The strange thing about the blurbs above is that they sound sort of like hard-boiled detective novels. That’s not the case though. The basics of the plot intentionally play with elements from classic crime, but these books dwell on the metaphysical. And Auster’s writing is at once clear and poetic (not always the case when dealing with books that ask questions beyond their capacity to answer).
Interestingly, just when I thought “City of Glass” and “Ghosts” were already working layers and layers above the actual stories, “The Locked Room” pulls the perspective up even further, leaving more questions.
So, how does New York play into this? First and foremost, that’s where the stories are set, for the most part. But there’s more to it, especially in “City of Glass.”
New York was an inexhaustible space, a labyrinth of endless steps, and no matter how far he walked, no matter how well he came to know its neighborhoods and streets, it always left him with the feeling of being lost. Lost, not only in the city, but within himself as well. Each time he took a walk, he felt as though he were leaving himself behind, and by giving himself up to the movement of the streets, by reducing himself to a seeing eye, he was able to escape the obligation to think, and this, more than anything else, brought him a measure of peace, a salutary emptiness within.
Besides presenting the city as a sort of motif within which to explore metaphysical ideas, Auster also uses this opportunity to present some of New York’s fascinating history. For example, stories about where Poe, Witman, Thoreau, and others sat and pondered, are slyly inserted into the trilogy, shedding light on the mood while presenting more questions. Tales about the architecture, in particular about the construction of the Brooklyn Bridge, are inserted in ways that both give a sense of place and a sense of the psychology of the character.
I was not sure what I was getting into when I opened up to the first story “City of Glass.” To be honest, I’m not sure what I got after finishing all three pieces.
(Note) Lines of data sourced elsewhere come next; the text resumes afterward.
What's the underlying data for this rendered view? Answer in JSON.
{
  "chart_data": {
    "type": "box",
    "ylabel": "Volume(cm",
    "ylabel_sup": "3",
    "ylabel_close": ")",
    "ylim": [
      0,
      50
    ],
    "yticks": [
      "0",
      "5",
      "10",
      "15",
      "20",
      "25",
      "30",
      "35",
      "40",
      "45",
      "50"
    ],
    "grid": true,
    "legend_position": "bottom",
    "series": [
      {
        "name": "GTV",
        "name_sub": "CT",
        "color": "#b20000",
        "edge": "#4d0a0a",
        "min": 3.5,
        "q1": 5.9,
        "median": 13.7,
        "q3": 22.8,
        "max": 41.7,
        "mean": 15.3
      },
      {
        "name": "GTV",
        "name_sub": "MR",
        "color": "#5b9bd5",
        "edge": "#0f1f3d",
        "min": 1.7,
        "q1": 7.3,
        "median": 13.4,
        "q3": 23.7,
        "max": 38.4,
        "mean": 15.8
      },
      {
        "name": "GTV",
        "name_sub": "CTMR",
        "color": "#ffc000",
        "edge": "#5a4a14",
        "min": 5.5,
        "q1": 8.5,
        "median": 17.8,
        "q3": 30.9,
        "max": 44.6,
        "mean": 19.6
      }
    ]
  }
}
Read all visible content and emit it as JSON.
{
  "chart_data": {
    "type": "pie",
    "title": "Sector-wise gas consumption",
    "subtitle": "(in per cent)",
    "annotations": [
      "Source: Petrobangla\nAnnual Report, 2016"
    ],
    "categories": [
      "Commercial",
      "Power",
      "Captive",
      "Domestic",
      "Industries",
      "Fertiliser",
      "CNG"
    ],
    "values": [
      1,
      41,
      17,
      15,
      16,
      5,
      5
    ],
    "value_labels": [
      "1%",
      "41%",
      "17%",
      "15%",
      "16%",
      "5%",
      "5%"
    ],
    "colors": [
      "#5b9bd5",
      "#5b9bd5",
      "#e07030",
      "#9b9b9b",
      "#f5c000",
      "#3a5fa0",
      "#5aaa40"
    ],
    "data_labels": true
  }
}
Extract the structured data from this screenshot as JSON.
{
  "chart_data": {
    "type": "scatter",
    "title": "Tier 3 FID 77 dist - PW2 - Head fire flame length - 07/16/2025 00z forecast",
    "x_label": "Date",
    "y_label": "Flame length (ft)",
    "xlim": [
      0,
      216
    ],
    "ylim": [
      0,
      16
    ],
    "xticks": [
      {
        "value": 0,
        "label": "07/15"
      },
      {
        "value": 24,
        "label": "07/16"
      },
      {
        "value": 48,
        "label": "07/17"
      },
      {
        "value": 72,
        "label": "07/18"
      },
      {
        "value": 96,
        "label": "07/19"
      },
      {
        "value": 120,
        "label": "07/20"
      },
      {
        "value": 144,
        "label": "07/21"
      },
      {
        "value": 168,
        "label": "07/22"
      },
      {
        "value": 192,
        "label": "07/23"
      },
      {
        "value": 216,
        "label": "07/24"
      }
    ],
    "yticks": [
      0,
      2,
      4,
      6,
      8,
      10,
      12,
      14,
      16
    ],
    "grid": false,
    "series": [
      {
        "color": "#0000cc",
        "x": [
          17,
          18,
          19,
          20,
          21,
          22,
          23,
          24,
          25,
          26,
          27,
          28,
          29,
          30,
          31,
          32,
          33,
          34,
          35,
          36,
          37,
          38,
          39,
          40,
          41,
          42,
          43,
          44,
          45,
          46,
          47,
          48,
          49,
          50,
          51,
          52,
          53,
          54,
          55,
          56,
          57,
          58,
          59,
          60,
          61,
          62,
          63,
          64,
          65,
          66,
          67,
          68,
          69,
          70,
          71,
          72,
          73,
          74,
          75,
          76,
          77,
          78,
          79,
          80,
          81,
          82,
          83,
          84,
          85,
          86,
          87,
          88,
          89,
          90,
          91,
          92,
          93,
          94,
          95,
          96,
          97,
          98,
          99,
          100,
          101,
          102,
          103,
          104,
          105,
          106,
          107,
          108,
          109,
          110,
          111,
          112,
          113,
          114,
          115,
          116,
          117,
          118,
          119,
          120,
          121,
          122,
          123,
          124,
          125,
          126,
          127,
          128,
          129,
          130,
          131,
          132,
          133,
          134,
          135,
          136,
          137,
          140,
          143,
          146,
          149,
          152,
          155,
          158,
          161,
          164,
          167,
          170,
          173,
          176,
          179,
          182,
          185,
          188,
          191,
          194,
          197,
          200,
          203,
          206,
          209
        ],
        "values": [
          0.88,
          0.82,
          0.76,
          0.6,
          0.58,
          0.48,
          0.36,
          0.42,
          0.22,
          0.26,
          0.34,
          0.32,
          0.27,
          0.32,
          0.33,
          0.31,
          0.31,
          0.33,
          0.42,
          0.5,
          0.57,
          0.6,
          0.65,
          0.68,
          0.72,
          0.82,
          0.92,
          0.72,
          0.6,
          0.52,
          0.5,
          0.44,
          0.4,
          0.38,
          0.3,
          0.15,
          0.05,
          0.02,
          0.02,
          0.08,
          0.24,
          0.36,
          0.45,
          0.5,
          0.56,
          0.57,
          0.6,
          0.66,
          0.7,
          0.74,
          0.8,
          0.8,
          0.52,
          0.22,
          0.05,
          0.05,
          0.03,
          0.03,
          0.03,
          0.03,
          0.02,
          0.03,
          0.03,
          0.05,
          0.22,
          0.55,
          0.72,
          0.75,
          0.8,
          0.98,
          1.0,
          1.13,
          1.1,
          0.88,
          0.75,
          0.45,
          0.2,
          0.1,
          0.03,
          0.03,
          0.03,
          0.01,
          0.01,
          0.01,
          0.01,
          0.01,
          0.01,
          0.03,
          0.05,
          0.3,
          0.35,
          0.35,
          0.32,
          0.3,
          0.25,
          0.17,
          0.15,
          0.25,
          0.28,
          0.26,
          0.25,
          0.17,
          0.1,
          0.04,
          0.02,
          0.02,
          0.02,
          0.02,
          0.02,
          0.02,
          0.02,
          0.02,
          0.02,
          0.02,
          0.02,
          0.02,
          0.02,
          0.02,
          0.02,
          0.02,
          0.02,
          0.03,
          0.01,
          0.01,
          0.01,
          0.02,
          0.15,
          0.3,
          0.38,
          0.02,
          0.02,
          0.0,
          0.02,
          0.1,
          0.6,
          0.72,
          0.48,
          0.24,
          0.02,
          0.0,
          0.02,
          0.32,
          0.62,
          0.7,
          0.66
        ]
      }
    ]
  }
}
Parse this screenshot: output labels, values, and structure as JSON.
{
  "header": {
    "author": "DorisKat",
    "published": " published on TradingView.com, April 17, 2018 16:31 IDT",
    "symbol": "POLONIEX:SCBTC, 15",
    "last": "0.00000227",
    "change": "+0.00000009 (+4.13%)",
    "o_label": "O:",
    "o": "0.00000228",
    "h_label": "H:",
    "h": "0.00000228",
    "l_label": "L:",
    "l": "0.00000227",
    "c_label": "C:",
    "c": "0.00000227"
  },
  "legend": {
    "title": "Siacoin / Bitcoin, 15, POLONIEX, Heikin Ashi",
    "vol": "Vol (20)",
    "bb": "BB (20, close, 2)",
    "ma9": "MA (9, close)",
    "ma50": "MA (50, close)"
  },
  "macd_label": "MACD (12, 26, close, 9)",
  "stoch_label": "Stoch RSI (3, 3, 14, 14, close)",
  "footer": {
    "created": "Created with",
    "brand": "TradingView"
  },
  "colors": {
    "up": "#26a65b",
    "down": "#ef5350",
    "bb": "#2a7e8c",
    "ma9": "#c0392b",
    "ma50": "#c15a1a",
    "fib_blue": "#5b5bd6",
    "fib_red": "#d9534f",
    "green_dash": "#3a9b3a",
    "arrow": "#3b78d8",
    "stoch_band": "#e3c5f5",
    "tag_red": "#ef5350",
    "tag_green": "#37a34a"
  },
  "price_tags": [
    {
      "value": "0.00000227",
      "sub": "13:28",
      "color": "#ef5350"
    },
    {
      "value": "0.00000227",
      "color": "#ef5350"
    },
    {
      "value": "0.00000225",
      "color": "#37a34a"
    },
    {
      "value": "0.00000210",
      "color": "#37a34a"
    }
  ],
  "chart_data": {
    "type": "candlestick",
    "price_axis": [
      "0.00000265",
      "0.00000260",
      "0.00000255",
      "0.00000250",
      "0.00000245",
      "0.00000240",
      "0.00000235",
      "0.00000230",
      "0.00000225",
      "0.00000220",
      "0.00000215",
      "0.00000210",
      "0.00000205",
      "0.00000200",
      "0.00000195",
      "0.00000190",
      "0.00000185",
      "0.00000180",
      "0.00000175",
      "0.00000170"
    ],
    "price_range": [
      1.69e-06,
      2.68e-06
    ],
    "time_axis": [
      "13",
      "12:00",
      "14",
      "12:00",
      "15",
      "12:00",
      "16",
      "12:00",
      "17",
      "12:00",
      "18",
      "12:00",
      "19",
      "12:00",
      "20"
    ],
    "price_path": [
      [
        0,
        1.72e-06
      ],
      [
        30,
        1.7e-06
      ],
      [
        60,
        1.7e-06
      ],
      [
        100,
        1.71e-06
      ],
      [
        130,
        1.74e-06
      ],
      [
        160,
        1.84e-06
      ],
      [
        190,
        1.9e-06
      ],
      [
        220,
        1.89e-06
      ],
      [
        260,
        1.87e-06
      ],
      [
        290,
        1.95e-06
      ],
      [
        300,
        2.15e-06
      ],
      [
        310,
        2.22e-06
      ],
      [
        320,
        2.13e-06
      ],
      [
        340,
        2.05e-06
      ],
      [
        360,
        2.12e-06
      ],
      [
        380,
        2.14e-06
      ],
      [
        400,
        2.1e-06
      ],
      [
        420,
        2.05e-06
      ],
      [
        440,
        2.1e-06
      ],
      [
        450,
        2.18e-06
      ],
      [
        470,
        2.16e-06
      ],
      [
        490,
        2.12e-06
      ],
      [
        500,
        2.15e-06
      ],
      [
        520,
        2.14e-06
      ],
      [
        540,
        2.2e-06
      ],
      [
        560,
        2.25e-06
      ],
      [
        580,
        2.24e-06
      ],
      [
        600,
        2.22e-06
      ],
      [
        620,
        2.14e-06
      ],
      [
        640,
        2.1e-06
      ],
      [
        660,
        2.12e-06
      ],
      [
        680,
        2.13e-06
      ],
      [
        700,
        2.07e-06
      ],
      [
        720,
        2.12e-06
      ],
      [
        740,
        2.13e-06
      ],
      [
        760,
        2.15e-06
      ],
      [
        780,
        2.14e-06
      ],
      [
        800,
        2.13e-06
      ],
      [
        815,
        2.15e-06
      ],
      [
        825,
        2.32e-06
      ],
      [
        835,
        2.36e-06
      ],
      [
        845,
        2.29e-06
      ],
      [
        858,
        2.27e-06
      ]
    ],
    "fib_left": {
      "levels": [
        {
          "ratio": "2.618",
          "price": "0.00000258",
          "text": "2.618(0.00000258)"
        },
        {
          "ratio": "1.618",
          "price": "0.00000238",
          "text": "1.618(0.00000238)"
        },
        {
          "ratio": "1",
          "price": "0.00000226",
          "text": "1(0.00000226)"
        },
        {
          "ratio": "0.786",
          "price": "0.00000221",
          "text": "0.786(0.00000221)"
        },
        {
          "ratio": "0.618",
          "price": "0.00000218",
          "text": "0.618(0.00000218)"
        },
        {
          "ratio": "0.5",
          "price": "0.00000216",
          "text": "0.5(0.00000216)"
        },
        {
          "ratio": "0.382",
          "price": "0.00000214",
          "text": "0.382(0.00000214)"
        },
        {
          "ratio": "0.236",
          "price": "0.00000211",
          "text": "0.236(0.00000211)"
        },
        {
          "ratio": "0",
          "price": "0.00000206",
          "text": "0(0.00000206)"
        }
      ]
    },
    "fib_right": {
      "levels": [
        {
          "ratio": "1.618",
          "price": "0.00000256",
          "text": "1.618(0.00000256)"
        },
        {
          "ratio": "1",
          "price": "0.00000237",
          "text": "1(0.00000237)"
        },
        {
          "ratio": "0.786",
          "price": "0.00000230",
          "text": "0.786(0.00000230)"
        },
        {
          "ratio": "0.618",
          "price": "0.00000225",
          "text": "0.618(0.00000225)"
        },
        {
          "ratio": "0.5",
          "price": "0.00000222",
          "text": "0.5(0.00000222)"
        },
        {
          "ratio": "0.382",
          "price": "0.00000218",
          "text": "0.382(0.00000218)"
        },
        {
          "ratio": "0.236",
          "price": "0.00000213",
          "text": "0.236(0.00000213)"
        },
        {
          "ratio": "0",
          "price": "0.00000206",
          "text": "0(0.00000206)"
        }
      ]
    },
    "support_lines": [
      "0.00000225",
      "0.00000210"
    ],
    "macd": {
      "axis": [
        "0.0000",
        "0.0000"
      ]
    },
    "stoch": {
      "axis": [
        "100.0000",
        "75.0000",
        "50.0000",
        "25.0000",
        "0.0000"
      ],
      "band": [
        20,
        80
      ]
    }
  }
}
Indeed, and I don’t think it’s a spoiler to say this, the answer to all of the questions I came up with were not answered. At the end of each story I found myself asking, “What about this? What about that?” Don’t most mystery novels tie up the loose ends? Is Auster just fooling with me? Believe me, though, I was grinning while I was asking those questions. These stories are unsatisfying in the most satisfying way. Where most mysteries end up falling short of the reader’s expectations when full disclosure is made, these excellent pieces allow the reader to keep on searching.